How Fascism, Exile, and Tragedy Shaped Natalia Ginzburg’s Career
This Week on the History of Literature Podcast with Jacke Wilson
For tens of thousands of years, human beings have been using fictional devices to shape their worlds and communicate with one another. Four thousand years ago they began writing down these stories, and a great flourishing of human achievement began. We know it today as literature, a term broad enough to encompass everything from ancient epic poetry to contemporary novels. How did literature develop? What forms has it taken? And what can we learn from engaging with these works today? Hosted by Jacke Wilson, an amateur scholar with a lifelong passion for literature, The History of Literature takes a fresh look at some of the most compelling examples of creative genius the world has ever known.

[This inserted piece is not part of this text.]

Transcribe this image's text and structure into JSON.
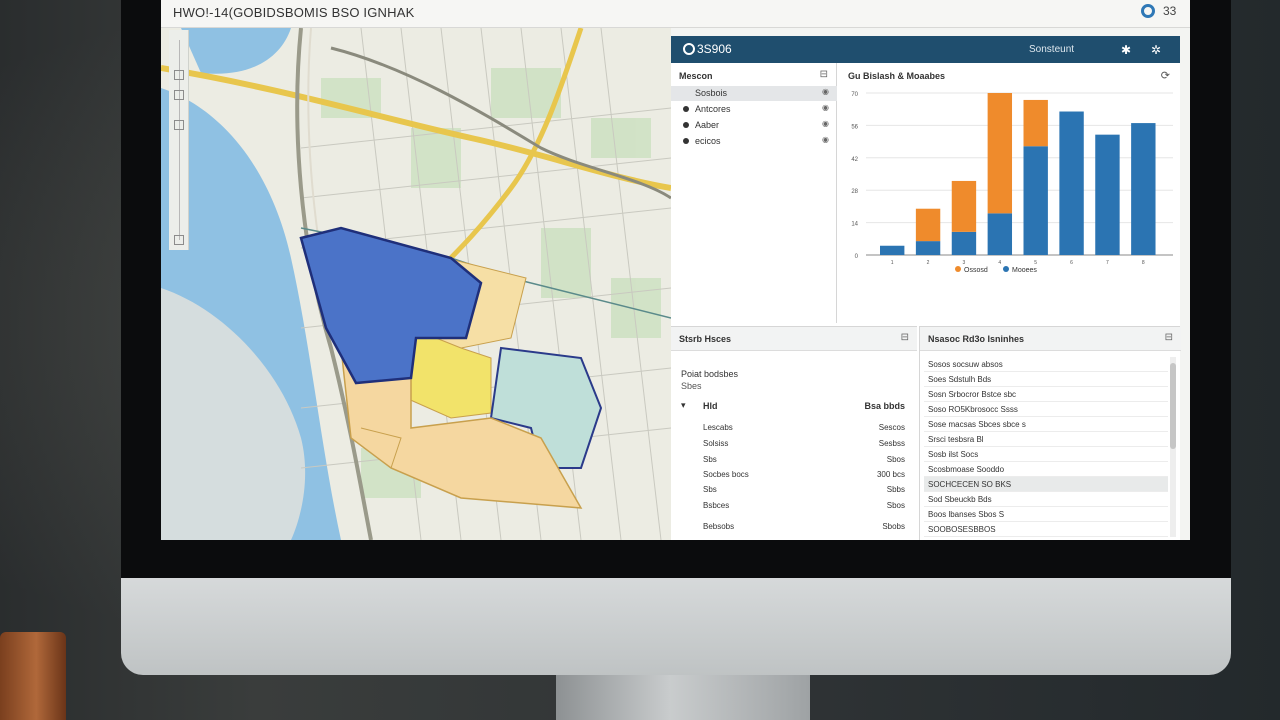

Italian writer Natalia Ginzburg (1916-1991) lived a fascinating life full of politics, war, exile, tragedy, love, loss, and literature. In her novels, short stories, poetry, plays, and essays, she drew upon her experience and her keen capacity for observation and invention to create some of the 20th century’s most arresting and enduring works. In this episode, Jacke takes a look at the political courage shown by Ginzburg and her family—in particular her husband Leone Ginzburg, who at the tail end of World War II was tortured and killed in Rome’s famous Carcere di Regina Coeli (Queen of Heaven Prison)—and how it helped to shape Natalia Ginzburg’s life and career.